This was a vote on am amendment offered by Rep. Flake (R-AZ) to H.R. 3081, the bill providing fiscal year 2010 funding for the Securities and Exchange Commission, the Small Business Administration, the federal courts and many other federal government operations. The amendment would have eliminated a $100,000 earmark in H.R. 3081 for the Activity Based Total Accountability Project of the Florida Institute of Technology in Melbourne, Florida. An earmark is a project that benefits only a specific constituency or geographic area, and which is inserted into a spending bill by an individual Member. A number of Republicans, of whom Rep. Flake was the most active, had been consistent critics of earmarks, and had been offering a series of amendments to remove them from spending bills.
Rep. Flake noted in his statement in support of the amendment that the earmarked funds are “to be used for, quote, activity-based total accountability.” He then said “I find it ironic that we are using the least accountable system, (earmarks), for distributing funds in order to increase transparency somewhere else. At some point, we are all going to scratch our heads and say, wouldn't it be better when we are running at what could be a $2 trillion deficit this year to actually save the money and not spend it and concede to the taxpayers we can't continue to go on this way?”

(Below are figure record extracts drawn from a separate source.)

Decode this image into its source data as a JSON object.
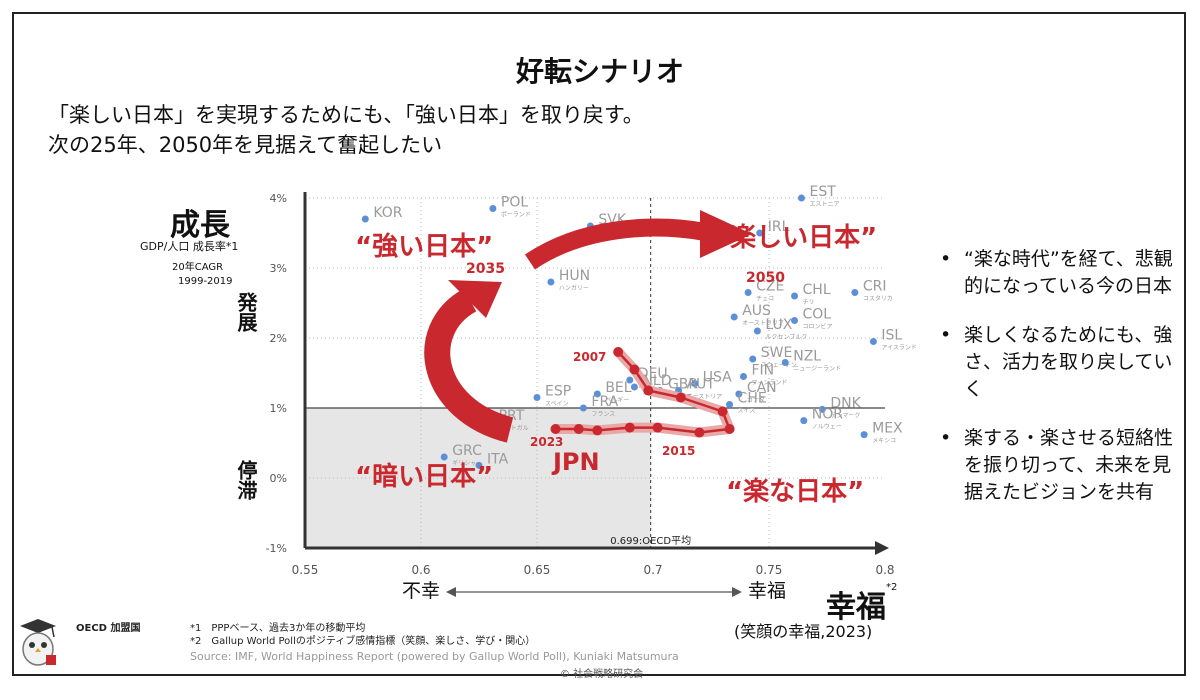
{
  "title": "好転シナリオ",
  "lead_line1": "「楽しい日本」を実現するためにも、「強い日本」を取り戻す。",
  "lead_line2": "次の25年、2050年を見据えて奮起したい",
  "y_axis": {
    "title": "成長",
    "sub1": "GDP/人口 成長率*1",
    "sub2": "20年CAGR",
    "sub3": "1999-2019",
    "upper_label": "発展",
    "lower_label": "停滞"
  },
  "x_axis": {
    "left_label": "不幸",
    "right_label": "幸福",
    "title": "幸福",
    "title_note": "*2",
    "sub": "(笑顔の幸福,2023)",
    "oecd_avg_label": "0.699:OECD平均"
  },
  "quadrant_labels": {
    "strong": "“強い日本”",
    "fun": "“楽しい日本”",
    "dark": "“暗い日本”",
    "easy": "“楽な日本”"
  },
  "year_labels": [
    "2035",
    "2050",
    "2007",
    "2023",
    "2015"
  ],
  "jpn_label": "JPN",
  "bullets": [
    "“楽な時代”を経て、悲観的になっている今の日本",
    "楽しくなるためにも、強さ、活力を取り戻していく",
    "楽する・楽させる短絡性を振り切って、未来を見据えたビジョンを共有"
  ],
  "footer": {
    "oecd": "OECD 加盟国",
    "note1": "*1　PPPベース、過去3か年の移動平均",
    "note2": "*2　Gallup World Pollのポジティブ感情指標（笑顔、楽しさ、学び・関心）",
    "source": "Source: IMF, World Happiness Report (powered by Gallup World Poll), Kuniaki Matsumura",
    "copyright": "© 社会戦略研究会"
  },
  "colors": {
    "accent": "#c8282e",
    "point": "#5b8fd6",
    "country_text": "#9a9a9a",
    "shade": "#e6e6e6"
  },
  "chart_data": {
    "type": "scatter",
    "title": "好転シナリオ",
    "xlabel": "幸福",
    "ylabel": "成長",
    "xlim": [
      0.55,
      0.8
    ],
    "ylim": [
      -1,
      4
    ],
    "x_ticks": [
      "0.55",
      "0.6",
      "0.65",
      "0.7",
      "0.75",
      "0.8"
    ],
    "y_ticks": [
      "-1%",
      "0%",
      "1%",
      "2%",
      "3%",
      "4%"
    ],
    "oecd_average_x": 0.699,
    "reference_y": 1,
    "points": [
      {
        "label": "KOR",
        "x": 0.576,
        "y": 3.7
      },
      {
        "label": "POL",
        "sub": "ポーランド",
        "x": 0.631,
        "y": 3.85
      },
      {
        "label": "SVK",
        "x": 0.673,
        "y": 3.6
      },
      {
        "label": "HUN",
        "sub": "ハンガリー",
        "x": 0.656,
        "y": 2.8
      },
      {
        "label": "EST",
        "sub": "エストニア",
        "x": 0.764,
        "y": 4.0
      },
      {
        "label": "IRL",
        "x": 0.746,
        "y": 3.5
      },
      {
        "label": "CZE",
        "sub": "チェコ",
        "x": 0.741,
        "y": 2.65
      },
      {
        "label": "CHL",
        "sub": "チリ",
        "x": 0.761,
        "y": 2.6
      },
      {
        "label": "CRI",
        "sub": "コスタリカ",
        "x": 0.787,
        "y": 2.65
      },
      {
        "label": "COL",
        "sub": "コロンビア",
        "x": 0.761,
        "y": 2.25
      },
      {
        "label": "ISL",
        "sub": "アイスランド",
        "x": 0.795,
        "y": 1.95
      },
      {
        "label": "LUX",
        "sub": "ルクセンブルク",
        "x": 0.745,
        "y": 2.1
      },
      {
        "label": "AUS",
        "sub": "オーストラリア",
        "x": 0.735,
        "y": 2.3
      },
      {
        "label": "SWE",
        "sub": "スウェーデン",
        "x": 0.743,
        "y": 1.7
      },
      {
        "label": "NZL",
        "sub": "ニュージーランド",
        "x": 0.757,
        "y": 1.65
      },
      {
        "label": "FIN",
        "sub": "フィンランド",
        "x": 0.739,
        "y": 1.45
      },
      {
        "label": "CAN",
        "sub": "カナダ",
        "x": 0.737,
        "y": 1.2
      },
      {
        "label": "CHE",
        "sub": "スイス",
        "x": 0.733,
        "y": 1.05
      },
      {
        "label": "DNK",
        "sub": "デンマーク",
        "x": 0.773,
        "y": 0.98
      },
      {
        "label": "NOR",
        "sub": "ノルウェー",
        "x": 0.765,
        "y": 0.82
      },
      {
        "label": "MEX",
        "sub": "メキシコ",
        "x": 0.791,
        "y": 0.62
      },
      {
        "label": "AUT",
        "sub": "オーストリア",
        "x": 0.711,
        "y": 1.25
      },
      {
        "label": "USA",
        "x": 0.718,
        "y": 1.35
      },
      {
        "label": "GBR",
        "sub": "イギリス",
        "x": 0.703,
        "y": 1.25
      },
      {
        "label": "NLD",
        "sub": "オランダ",
        "x": 0.692,
        "y": 1.3
      },
      {
        "label": "DEU",
        "sub": "ドイツ",
        "x": 0.69,
        "y": 1.4
      },
      {
        "label": "BEL",
        "sub": "ベルギー",
        "x": 0.676,
        "y": 1.2
      },
      {
        "label": "FRA",
        "sub": "フランス",
        "x": 0.67,
        "y": 1.0
      },
      {
        "label": "ESP",
        "sub": "スペイン",
        "x": 0.65,
        "y": 1.15
      },
      {
        "label": "PRT",
        "sub": "ポルトガル",
        "x": 0.63,
        "y": 0.8
      },
      {
        "label": "GRC",
        "sub": "ギリシャ",
        "x": 0.61,
        "y": 0.3
      },
      {
        "label": "ITA",
        "x": 0.625,
        "y": 0.18
      }
    ],
    "jpn_trajectory": [
      {
        "year": "2007",
        "x": 0.685,
        "y": 1.8
      },
      {
        "x": 0.692,
        "y": 1.55
      },
      {
        "x": 0.698,
        "y": 1.25
      },
      {
        "x": 0.712,
        "y": 1.15
      },
      {
        "x": 0.73,
        "y": 0.95
      },
      {
        "x": 0.733,
        "y": 0.7
      },
      {
        "year": "2015",
        "x": 0.72,
        "y": 0.65
      },
      {
        "x": 0.702,
        "y": 0.72
      },
      {
        "x": 0.69,
        "y": 0.72
      },
      {
        "x": 0.676,
        "y": 0.68
      },
      {
        "x": 0.668,
        "y": 0.7
      },
      {
        "year": "2023",
        "x": 0.658,
        "y": 0.7
      }
    ]
  }
}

Rep. Culberson (R-TX), a Republican member of the Appropriations Committee subcommittee that developed H.R. 3170, opposed the amendment. He said: “(O)n a bipartisan basis, we have scrutinized thousands of Members' requests and recommended funding for those projects that the committee believes are most meritorious. In addition, the Small Business Administration was given an opportunity to vet this project and provided the committee with no negative feedback regarding the project or the grantee.”
Rep. Posey (R-FL) was responsible for having the earmark inserted in the appropriations bill. He argued that activity-based total accountability, which is what the earmarked project deals with, “helps us better understand unit-based accounting--what it does, what it costs the government to accomplish a certain task, how does that compare on a State-by-State basis . . . It's the most useful kind of cost accounting which presents the cost for all government activities in a format anyone can understand. Taxpayers can see line by line what government actually accomplishes with its resources.”
Posey noted that the Florida legislature established the Activity-Based Total Accountability Institute on a strong bipartisan vote, and that the state had put $750,000 into the institute. He also noted that activity-based total accountability has been proposed as model legislation by the American Legislative Exchange Council, which he described as “the Nation's oldest and largest bipartisan and nonprofit association of State lawmakers”. Posey then argued: “(I)f you support better government accountability, you should vote against this amendment . . . .”
The amendment was defeated by a vote of 102-326. Ninety-five Republicans and seven Democrats voted “aye”. Two hundred and forty-seven Democrats and seventy-nine Republicans voted “nay”. As a result, the earmark for the Activity Based Total Accountability Project of the Florida Institute of Technology remained in H.R.3170.